Flight Testing and Real-Time System Identification Analysis of a UH-60A Black Hawk Helicopter with an Instrumented External Sling Load

Helicopter external air transportation plays an important role in today's world. For both military and civilian helicopters, external sling load operations offer an efficient and expedient method of handling heavy, oversized cargo. With the ability to reach areas otherwise inaccessible by ground transportation, helicopter external load operations are conducted in industries such as logging, construction, and fire fighting, as well as in support of military tactical transport missions. Historically, helicopter and load combinations have been qualified through flight testing, requiring considerable time and cost. With advancements in simulation and flight test techniques there is potential to substantially reduce costs and increase the safety of helicopter sling load certification. Validated simulation tools make possible accurate prediction of operational flight characteristics before initial flight tests. Real time analysis of test data improves the safety and efficiency of the testing programs. To advance these concepts, the U.S. Army and NASA, in cooperation with the Israeli Air Force and Technion, under a Memorandum of Agreement, seek to develop and validate a numerical model of the UH-60 with sling load and demonstrate a method of near real time flight test analysis. This thesis presents results from flight tests of a U.S. Army Black Hawk helicopter with various external loads. Tests were conducted as the U.S. first phase of this MOA task.
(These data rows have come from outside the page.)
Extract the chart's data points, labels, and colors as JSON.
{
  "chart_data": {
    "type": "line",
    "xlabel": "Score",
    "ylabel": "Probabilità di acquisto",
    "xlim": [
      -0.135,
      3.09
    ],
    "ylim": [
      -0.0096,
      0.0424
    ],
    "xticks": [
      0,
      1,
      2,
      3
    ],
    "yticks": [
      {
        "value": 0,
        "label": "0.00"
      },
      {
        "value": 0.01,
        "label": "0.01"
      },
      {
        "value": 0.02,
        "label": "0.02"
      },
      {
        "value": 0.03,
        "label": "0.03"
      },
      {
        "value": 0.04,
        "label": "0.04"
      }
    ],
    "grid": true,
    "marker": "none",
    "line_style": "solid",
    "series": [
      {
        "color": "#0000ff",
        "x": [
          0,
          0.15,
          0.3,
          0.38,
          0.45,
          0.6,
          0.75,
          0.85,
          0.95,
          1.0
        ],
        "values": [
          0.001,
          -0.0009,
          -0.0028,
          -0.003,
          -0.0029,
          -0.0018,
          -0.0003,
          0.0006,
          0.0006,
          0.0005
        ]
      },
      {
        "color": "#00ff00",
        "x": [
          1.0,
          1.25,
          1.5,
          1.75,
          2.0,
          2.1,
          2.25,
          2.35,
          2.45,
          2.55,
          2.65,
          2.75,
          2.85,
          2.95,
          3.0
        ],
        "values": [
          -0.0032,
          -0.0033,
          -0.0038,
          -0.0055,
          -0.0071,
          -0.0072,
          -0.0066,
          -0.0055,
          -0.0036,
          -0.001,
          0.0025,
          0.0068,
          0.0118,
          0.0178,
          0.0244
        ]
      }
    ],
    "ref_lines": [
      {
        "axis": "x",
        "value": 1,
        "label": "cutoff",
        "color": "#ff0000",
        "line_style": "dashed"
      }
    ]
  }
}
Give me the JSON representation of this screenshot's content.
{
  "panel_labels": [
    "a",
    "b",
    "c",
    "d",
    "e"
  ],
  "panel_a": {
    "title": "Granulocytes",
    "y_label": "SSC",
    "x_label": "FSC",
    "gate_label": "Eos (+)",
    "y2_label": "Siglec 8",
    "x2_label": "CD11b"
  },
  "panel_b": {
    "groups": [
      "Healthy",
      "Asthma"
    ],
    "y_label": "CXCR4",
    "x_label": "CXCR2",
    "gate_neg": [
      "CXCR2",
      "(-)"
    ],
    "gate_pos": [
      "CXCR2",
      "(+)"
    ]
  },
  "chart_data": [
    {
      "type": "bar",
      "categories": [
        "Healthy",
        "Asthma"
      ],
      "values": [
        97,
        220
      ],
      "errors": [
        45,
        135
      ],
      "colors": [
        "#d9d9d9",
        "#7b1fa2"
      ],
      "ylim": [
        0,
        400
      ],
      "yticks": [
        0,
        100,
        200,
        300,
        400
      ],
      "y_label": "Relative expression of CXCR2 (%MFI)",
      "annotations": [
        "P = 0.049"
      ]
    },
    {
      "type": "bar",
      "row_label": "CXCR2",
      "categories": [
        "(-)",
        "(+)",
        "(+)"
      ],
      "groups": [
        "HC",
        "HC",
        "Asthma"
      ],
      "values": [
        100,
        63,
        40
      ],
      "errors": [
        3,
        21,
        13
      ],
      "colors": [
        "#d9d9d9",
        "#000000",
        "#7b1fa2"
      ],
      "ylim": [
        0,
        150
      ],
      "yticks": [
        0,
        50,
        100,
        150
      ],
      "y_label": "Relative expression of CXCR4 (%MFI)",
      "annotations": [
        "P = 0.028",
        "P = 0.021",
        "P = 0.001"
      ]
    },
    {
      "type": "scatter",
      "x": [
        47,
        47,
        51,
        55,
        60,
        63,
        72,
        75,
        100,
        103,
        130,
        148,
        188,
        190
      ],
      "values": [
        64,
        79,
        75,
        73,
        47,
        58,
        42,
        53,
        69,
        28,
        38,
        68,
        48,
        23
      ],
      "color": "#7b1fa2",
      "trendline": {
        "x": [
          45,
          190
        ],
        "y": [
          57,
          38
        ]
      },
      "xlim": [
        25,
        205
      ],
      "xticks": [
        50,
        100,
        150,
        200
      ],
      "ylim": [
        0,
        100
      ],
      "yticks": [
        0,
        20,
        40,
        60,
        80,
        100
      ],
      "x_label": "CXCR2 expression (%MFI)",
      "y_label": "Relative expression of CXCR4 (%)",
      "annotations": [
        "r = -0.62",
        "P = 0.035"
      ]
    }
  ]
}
The primary load was a container express box (CONEX) which contained a compact instrumentation package. The flights covered the airspeed range from hover to 70 knots. Primary maneuvers were pitch and roll frequency sweeps, steps, and doublets. Results of the test determined the effect of the suspended load on both the aircraft's handling qualities and its control system's stability margins. Included were calculations of the stability characteristics of the load's pendular motion. Utilizing CIFER(R) software, a method for near-real time system identification was also demonstrated during the flight test program.